期刊名称:Journal of Theoretical and Applied Information Technology
印刷版ISSN:1992-8645
电子版ISSN:1817-3195
出版年度:2020
卷号:98
期号:15
页码:2990-2999
出版社:Journal of Theoretical and Applied
摘要:The Rivest Shamir Adleman (RSA) algorithm is one of the cryptographic algorithms that have a high level of security in the message security, and this is due to the difficulty of finding the prime number factor of a huge integer (factor n being the two main factors, p, and q so that it becomes n = p ∙ q). Because it is assessed as safe in securing messages, researchers look for weaknesses in the RSA algorithm.
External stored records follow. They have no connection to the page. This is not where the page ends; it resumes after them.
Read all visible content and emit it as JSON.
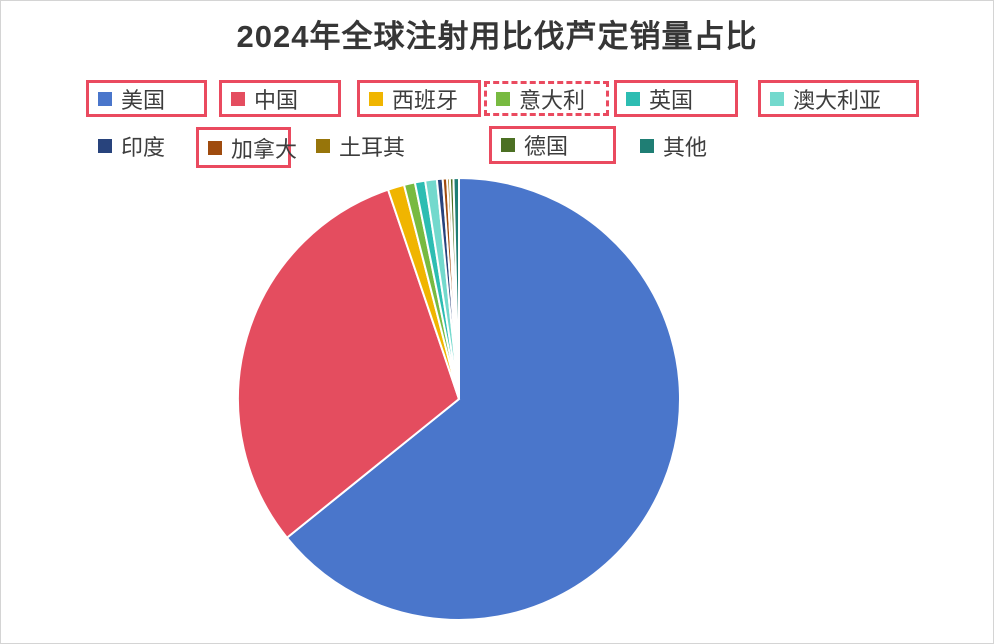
{
  "title": "2024年全球注射用比伐芦定销量占比",
  "annotation": {
    "box_color": "#EA4A5F"
  },
  "chart_data": {
    "type": "pie",
    "title": "2024年全球注射用比伐芦定销量占比",
    "legend_position": "top",
    "start_angle_deg": 0,
    "direction": "clockwise",
    "unit": "percent",
    "series": [
      {
        "name": "美国",
        "value": 64.2,
        "color": "#4A76CB",
        "annotation_box": "solid"
      },
      {
        "name": "中国",
        "value": 30.6,
        "color": "#E44D5F",
        "annotation_box": "solid"
      },
      {
        "name": "西班牙",
        "value": 1.2,
        "color": "#F0B500",
        "annotation_box": "solid"
      },
      {
        "name": "意大利",
        "value": 0.8,
        "color": "#78BA41",
        "annotation_box": "dashed"
      },
      {
        "name": "英国",
        "value": 0.75,
        "color": "#2DBDB2",
        "annotation_box": "solid"
      },
      {
        "name": "澳大利亚",
        "value": 0.85,
        "color": "#73D9CD",
        "annotation_box": "solid"
      },
      {
        "name": "印度",
        "value": 0.42,
        "color": "#28437C",
        "annotation_box": "none"
      },
      {
        "name": "加拿大",
        "value": 0.32,
        "color": "#9F4B0E",
        "annotation_box": "solid"
      },
      {
        "name": "土耳其",
        "value": 0.2,
        "color": "#97750A",
        "annotation_box": "none"
      },
      {
        "name": "德国",
        "value": 0.26,
        "color": "#4C7023",
        "annotation_box": "solid"
      },
      {
        "name": "其他",
        "value": 0.4,
        "color": "#1F7E74",
        "annotation_box": "none"
      }
    ]
  }
}
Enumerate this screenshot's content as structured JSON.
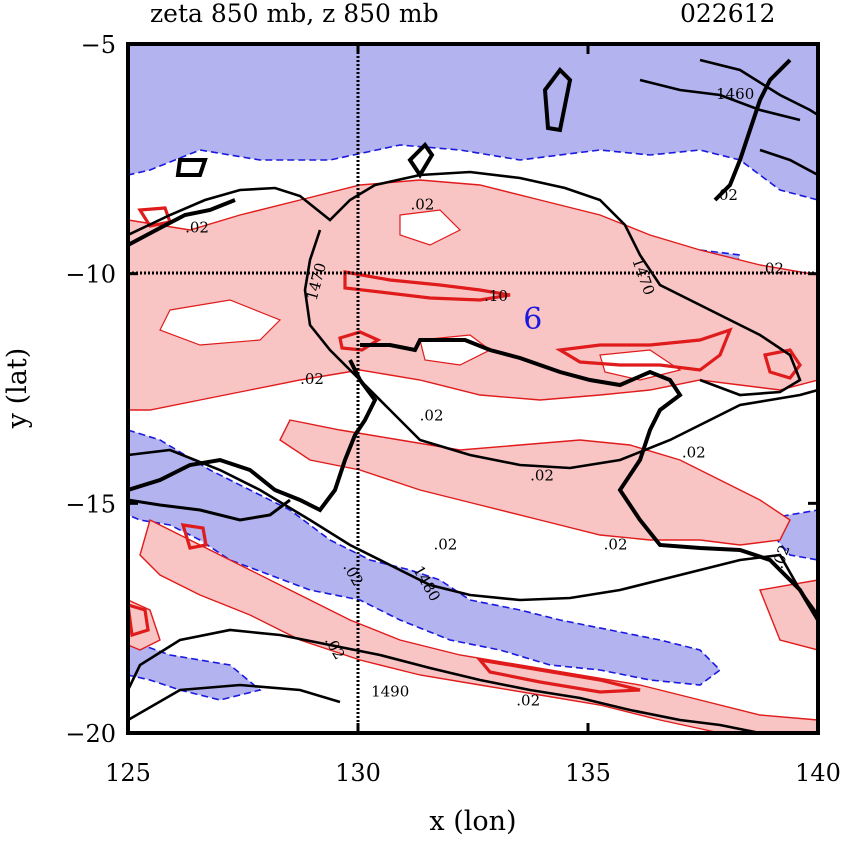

The downside of this RSA algorithm is from the key solving technique. The algorithm for solving this key is sought and studied so that the secret key p and q can be known or cryptanalysis. The key solving technique that can be done is to use the heuristic method, which is a genetic algorithm. The process of finding factors from this public key is conducted algorithmically using a genetic algorithm. The genetic algorithm works by factoring the public key n randomly to generate the initial value of the chromosomal candidates p and q. After the initial population is formed, the chromosome will experience evaluation, selection, crossover, and mutation so that the best solution is found. The chromosomes are produced from one generation to a maximum of a predetermined generation. Furthermore, two figures of the results of the factorization must be done checking the prime number, in the study of the test method of prime numbers using the Lehmann algorithm. If the test result of the prime number is correct, then the two numbers are the secret key p and q of the RSA algorithm. The results of the research from solving the technique of public-key RSA algorithms using genetic algorithms suggest that the genetic algorithm can be used to break the public key of the RSA algorithm. The opportunity to find the secret key p and Q RSA algorithm is affected by the size of the pop size and maximum size of the generation, the larger the size of population size and maximum size of the generation, the larger the population size and maximum size of the generation then the higher the probability of the p and Q secret keys found. The size of the crossover Rate (PC) is best used to solve the problem of solving the RSA public key using the genetic algorithm is 25%-50%. While the size of the mutation rate (PM) is best used to resolve the problem of solving the RSA public key, using the genetic algorithm is 10%-20%.